[TUHS] sh and goto

George Michaelson ggm at algebras.org
Wed Dec 16 09:27:28 AEST 2020

HN has a story about a safe bash script template. Putting to one side
the oxymoronic qualities of the sentence, the thing which stands out
is the use of trap to a function on SIG<x> -Which we all need, but
often don't do. Thumping ^C repeatedly when things go unexpectedly
wrong, is a fact of life. What do you want your script to do?

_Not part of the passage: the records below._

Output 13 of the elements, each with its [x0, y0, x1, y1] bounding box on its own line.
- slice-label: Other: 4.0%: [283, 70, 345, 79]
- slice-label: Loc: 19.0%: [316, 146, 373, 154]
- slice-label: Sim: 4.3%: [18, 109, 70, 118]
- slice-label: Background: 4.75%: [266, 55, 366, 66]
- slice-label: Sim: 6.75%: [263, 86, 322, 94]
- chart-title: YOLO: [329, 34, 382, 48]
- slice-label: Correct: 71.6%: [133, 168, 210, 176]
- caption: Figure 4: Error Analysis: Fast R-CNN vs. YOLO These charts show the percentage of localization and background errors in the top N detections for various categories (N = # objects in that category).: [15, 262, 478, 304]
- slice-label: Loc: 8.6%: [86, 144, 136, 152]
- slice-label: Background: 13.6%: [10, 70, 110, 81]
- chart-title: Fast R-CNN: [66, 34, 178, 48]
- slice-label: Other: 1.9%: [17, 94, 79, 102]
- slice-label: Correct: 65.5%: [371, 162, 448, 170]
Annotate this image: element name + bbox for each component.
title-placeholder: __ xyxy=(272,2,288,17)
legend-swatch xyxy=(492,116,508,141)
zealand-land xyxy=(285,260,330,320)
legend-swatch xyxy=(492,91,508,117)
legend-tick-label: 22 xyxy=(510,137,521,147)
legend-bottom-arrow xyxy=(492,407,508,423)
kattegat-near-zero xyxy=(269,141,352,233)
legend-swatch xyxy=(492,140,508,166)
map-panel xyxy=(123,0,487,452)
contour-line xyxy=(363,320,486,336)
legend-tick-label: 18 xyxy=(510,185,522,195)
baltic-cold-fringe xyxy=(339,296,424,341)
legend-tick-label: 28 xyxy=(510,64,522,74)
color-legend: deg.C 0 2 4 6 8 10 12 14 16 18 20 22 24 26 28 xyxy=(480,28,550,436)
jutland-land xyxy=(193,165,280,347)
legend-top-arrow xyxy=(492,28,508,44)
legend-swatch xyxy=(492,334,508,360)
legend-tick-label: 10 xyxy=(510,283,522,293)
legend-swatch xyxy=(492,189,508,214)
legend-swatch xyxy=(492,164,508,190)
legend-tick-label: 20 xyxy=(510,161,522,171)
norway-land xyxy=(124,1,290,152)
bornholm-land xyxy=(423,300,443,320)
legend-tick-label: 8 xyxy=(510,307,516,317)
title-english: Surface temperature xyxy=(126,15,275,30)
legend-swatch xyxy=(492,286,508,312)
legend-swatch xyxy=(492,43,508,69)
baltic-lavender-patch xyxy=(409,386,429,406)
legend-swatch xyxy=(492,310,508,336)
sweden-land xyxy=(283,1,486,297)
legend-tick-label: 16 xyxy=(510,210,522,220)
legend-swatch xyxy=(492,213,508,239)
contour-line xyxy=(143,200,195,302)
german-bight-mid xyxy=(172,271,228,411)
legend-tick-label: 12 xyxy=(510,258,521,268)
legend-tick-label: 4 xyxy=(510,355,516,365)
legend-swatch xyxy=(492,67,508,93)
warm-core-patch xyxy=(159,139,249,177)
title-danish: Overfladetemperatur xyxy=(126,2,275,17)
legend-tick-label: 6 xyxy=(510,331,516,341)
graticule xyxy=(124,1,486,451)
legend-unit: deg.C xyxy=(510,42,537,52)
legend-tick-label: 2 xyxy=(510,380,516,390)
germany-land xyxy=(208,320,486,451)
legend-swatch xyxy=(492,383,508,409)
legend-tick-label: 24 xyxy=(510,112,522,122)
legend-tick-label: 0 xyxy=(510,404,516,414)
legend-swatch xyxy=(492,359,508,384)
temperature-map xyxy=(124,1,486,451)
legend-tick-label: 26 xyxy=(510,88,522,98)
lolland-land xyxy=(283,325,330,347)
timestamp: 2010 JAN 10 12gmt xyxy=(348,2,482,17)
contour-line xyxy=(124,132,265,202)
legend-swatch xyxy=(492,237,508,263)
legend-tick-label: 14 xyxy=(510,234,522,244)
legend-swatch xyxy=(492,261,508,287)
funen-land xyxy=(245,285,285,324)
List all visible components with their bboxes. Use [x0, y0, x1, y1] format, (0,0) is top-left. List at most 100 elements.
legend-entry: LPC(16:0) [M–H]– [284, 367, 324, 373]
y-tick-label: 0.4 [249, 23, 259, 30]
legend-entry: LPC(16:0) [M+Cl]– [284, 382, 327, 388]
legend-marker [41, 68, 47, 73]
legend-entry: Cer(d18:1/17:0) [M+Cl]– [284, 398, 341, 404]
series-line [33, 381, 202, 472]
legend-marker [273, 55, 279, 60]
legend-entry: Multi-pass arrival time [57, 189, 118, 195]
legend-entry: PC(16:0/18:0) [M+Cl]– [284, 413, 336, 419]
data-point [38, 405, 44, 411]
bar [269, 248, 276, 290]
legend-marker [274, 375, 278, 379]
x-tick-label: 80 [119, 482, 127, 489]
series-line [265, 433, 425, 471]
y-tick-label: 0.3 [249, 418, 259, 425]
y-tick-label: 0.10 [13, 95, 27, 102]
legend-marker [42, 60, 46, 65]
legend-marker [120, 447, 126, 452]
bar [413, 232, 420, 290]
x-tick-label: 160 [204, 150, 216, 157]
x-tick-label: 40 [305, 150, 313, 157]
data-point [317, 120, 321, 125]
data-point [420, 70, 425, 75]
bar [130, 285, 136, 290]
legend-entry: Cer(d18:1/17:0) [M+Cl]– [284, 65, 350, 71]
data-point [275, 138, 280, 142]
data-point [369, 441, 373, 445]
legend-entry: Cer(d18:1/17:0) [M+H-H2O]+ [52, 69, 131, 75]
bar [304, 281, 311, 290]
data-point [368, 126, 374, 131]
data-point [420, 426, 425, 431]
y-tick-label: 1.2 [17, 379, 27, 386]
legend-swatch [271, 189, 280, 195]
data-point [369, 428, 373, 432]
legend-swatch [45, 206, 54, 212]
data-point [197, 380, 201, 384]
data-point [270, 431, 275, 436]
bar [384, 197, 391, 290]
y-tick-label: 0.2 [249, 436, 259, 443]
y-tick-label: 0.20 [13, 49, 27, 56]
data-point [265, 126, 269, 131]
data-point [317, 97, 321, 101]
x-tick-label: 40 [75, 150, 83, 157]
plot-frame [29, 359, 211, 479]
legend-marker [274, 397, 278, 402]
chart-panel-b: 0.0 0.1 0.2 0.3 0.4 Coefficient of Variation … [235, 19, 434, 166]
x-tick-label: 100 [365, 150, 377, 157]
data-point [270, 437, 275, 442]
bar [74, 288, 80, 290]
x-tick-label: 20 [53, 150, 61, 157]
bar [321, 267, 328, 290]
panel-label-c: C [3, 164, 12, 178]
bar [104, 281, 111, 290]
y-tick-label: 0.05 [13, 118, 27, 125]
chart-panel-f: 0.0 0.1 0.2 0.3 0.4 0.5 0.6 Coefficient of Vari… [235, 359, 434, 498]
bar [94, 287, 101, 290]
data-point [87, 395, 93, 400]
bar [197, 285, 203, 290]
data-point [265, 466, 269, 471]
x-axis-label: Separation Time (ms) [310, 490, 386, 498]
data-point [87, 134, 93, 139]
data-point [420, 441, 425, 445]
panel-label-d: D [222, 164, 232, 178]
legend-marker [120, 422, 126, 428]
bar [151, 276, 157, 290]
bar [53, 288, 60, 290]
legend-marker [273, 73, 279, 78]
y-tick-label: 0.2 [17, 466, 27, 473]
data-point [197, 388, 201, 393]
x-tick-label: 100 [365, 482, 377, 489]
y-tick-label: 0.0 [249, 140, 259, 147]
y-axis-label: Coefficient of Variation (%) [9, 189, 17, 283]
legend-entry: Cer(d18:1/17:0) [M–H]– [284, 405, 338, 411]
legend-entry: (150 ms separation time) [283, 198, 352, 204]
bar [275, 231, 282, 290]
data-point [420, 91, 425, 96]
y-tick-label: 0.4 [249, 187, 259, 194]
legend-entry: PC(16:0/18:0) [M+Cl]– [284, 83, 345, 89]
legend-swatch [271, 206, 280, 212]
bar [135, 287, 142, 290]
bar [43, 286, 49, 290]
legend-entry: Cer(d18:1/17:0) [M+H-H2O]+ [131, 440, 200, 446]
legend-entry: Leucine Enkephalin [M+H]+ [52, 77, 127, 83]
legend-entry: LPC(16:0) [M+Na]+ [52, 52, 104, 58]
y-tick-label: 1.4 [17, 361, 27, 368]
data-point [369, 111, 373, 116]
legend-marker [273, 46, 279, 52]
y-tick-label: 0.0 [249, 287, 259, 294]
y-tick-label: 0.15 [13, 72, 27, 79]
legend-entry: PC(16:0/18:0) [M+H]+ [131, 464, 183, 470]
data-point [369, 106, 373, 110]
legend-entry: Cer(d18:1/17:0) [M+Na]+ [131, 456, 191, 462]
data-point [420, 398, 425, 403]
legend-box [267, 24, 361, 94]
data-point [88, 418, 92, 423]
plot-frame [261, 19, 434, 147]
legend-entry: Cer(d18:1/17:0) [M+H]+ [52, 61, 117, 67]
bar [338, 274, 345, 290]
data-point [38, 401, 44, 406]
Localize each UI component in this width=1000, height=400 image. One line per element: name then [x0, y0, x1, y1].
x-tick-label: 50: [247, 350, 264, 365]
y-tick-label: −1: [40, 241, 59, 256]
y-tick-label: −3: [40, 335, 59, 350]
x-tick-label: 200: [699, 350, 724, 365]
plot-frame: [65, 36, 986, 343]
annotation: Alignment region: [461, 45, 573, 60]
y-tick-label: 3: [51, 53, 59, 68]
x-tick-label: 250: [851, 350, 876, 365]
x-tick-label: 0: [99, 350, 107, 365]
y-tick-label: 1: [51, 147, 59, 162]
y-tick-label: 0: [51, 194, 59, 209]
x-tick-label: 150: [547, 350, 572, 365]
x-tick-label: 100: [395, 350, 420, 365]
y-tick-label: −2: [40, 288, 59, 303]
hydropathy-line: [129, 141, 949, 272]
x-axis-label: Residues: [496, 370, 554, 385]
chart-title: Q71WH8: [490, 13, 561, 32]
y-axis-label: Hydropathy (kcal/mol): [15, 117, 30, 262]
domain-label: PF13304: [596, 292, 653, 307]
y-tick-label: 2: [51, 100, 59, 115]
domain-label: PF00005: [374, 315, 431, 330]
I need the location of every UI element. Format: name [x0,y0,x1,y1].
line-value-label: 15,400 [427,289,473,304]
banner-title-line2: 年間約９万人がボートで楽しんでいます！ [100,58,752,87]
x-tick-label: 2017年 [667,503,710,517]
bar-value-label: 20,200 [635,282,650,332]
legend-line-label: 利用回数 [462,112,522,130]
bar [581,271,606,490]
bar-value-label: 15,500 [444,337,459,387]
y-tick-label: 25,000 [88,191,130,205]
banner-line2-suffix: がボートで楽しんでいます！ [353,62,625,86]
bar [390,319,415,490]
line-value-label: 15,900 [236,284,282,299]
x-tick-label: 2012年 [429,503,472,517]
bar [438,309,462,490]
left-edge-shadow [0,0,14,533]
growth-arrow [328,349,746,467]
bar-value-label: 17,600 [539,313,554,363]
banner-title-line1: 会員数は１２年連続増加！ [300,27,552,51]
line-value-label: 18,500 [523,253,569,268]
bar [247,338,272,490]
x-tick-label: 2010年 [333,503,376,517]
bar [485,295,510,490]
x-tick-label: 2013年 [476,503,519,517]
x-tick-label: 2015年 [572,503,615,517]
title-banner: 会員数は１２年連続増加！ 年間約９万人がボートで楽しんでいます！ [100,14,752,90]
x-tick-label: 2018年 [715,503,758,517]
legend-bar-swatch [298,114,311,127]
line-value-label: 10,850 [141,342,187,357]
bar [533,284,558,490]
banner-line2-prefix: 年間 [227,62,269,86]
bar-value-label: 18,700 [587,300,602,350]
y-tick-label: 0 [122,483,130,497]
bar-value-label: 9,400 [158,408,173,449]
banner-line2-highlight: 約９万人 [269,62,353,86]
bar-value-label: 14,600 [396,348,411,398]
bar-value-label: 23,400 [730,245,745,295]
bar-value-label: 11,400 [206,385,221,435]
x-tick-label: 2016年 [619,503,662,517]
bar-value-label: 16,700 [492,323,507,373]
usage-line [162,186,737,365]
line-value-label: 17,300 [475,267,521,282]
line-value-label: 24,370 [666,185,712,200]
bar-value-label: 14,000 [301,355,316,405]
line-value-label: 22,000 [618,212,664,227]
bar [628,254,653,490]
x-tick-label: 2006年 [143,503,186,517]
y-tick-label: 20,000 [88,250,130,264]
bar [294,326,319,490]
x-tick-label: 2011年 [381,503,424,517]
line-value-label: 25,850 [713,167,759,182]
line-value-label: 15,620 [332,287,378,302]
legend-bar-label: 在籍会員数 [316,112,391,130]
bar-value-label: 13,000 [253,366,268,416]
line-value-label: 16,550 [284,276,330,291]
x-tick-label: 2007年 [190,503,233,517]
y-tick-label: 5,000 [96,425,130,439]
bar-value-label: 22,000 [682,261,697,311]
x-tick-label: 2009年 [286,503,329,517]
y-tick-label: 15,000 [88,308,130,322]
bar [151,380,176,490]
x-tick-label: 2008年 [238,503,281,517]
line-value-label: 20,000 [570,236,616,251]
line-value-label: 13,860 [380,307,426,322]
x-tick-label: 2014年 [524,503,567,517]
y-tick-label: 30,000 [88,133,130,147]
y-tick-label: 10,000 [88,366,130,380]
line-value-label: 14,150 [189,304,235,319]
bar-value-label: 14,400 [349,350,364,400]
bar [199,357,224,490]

Coding for the unexpected is just hard. Going into a script (or
program) pre-thinking that you have to 'expect the unexpected' breaks
the design imperative of planning for success. IF-THEN-ELSE doesn't
always cope well with mental models of "do A,B,C but if Z happens get
2 dozen milk" (which leads to the joke about programmers shopping
instructions with an IF clause in it)

The trap thing in shell always confused me. What state am I "in" when
I wind up in that trap? do variables exist (no: IIRC the var=value
flow in a shellscript is lazy so the un-instantiated x=y inside an if
expression you don't know was reached or not MAY not exist)  has
sub-job completed, (can trap pre-empt a wait statement? of course it
can! what does it mean for children reaping... you do know the PID

None of this is rocket surgery. It goes to lawyer-like legalistic "one
side of one cow in one field is black" reasoning -which for a program
is probably not a bad thing, but it isn't very human(e) thinking for
some people.

Then enters ^T (the TOPS-10 inherited "what state am I in, in terms of
CPU time and I/O") which somebody *else* is dealing with: the thing
which called your shell instance..

trap is a setjmp/longjmp type outcome. You pop up in a call you didn't
exactly "plan" for (well you did: you wrote it. But you don't know the
entry state which led you there, unlike normal program flow) -well, it
is.. because you get there. But you aren't going back to your normal
logic flow anytime soon in any shellscript I saw.